My instincts tell me that no, you would use the other part of the function (partly because the question suggests using the limit definition): $\dfrac{x^5y}{x^4+y^2}$, $(x,y) \neq (0,0)$. But why is this?
Secondly, in general, why would you use the limit definition of a derivative, as opposed to simply taking the derivative mechanically? What is the difference?
Thanks for any help!
Best Answer
First: Your instinct is correct. Derivatives are "local information." This means that the derivative of a function at any point is computed by using information about the function's nearby values. For example, consider the limit definition of a derivative of a single-variable function: $$f'(x) = \lim_{h\to x}\frac{f(h) - f(x)}{h - x}.$$ In order to compute this, we need to understand all of the values $f$ takes at the $h$ values near $x$.

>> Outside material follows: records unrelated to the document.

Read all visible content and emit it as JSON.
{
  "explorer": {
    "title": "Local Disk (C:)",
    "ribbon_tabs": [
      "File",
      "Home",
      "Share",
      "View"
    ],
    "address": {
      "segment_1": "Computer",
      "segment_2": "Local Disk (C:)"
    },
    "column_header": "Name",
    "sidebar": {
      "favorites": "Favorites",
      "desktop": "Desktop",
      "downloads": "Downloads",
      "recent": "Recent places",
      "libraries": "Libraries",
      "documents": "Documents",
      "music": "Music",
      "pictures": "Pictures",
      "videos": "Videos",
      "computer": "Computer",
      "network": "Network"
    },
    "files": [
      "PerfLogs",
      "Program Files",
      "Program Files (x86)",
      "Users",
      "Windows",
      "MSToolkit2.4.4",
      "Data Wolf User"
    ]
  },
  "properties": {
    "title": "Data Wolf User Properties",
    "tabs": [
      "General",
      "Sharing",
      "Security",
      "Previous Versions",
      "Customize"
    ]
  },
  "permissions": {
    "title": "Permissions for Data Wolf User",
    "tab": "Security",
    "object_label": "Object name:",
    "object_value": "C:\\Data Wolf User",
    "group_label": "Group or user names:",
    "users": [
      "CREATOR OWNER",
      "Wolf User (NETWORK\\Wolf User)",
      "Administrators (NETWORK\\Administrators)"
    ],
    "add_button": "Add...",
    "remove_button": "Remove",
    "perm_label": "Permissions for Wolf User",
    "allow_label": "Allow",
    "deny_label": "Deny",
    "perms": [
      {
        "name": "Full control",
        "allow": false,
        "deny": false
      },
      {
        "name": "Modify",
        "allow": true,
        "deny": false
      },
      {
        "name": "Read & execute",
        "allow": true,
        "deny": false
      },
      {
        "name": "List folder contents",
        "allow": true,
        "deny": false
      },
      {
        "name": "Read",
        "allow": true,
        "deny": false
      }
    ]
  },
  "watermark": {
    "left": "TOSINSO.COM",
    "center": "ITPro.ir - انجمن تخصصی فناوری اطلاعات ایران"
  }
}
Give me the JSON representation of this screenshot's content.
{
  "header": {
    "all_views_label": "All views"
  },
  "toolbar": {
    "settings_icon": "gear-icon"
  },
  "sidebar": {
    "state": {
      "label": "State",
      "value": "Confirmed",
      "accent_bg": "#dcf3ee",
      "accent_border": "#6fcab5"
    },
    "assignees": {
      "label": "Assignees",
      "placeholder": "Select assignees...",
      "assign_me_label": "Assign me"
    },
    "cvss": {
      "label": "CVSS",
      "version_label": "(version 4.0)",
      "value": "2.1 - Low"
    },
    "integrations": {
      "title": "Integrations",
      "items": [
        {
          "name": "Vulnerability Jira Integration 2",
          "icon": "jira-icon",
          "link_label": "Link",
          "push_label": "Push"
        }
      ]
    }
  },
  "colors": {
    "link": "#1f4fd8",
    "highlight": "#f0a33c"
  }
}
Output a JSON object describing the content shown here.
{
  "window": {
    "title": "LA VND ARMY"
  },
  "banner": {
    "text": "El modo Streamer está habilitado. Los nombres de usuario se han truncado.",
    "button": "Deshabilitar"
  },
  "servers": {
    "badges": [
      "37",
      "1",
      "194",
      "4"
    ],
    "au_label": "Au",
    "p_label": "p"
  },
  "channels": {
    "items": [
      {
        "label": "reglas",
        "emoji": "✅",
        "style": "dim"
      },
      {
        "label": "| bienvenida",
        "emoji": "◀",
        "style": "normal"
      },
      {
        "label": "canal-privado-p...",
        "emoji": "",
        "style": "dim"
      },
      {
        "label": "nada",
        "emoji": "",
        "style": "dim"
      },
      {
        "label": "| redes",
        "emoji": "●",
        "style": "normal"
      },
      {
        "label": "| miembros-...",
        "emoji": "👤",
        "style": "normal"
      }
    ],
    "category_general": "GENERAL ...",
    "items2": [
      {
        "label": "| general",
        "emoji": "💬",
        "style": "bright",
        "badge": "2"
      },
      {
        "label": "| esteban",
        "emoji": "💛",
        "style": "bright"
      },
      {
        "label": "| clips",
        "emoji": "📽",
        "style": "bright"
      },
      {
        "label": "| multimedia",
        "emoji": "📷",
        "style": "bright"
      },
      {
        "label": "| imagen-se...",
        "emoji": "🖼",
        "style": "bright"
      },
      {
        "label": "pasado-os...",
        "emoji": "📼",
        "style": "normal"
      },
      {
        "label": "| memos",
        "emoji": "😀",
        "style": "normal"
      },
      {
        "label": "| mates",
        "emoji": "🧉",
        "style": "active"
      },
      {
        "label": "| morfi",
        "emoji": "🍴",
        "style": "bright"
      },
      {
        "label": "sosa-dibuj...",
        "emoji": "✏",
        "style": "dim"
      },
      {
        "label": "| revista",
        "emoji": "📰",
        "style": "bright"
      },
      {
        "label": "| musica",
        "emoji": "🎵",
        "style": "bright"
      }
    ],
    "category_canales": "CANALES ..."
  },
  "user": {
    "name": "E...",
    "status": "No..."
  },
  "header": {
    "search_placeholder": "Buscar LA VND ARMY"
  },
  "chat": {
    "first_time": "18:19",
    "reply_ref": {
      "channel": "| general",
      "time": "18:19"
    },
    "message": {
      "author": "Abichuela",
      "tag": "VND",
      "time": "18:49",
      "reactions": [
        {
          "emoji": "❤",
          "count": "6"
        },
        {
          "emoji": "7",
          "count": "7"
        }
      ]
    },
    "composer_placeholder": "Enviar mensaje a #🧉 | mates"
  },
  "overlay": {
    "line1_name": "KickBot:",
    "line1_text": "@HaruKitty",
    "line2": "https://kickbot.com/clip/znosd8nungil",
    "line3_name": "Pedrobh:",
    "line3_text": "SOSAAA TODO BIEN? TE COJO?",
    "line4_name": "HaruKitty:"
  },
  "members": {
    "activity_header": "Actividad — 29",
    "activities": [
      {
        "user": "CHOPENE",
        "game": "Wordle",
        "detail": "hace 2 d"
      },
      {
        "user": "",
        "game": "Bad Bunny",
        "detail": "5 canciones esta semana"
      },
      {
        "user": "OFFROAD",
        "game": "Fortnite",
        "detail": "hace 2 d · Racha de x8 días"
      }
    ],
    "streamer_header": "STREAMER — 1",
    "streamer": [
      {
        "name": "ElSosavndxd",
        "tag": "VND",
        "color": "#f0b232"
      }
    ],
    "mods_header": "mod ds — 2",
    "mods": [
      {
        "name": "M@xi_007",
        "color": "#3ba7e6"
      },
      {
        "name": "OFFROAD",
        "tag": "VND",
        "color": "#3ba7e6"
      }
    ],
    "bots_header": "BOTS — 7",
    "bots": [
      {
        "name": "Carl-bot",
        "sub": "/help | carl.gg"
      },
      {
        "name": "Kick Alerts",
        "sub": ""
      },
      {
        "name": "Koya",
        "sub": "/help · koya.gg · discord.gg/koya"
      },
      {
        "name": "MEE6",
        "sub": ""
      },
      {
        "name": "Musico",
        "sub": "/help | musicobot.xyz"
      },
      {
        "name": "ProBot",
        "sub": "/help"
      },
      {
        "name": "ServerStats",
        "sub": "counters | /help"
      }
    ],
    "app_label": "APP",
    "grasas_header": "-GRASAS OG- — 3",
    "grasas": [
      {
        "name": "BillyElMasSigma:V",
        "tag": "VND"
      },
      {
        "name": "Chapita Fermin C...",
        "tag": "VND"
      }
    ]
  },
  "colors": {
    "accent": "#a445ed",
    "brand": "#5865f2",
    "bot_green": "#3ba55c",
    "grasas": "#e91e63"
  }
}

Second: Taking the derivative "mechanically" is just cranking through a set of rules that you have learned for some particularly nice functions (products, sums, quotients of differentiable functions; exponentials, trig functions, polynomials, etc). You can't take the derivative at $0$ mechanically here because, at zero, your function is not one of those particularly nice functions.
Since you can't use the differentiation rules, you're stuck with computing the derivative straight from the limit definition.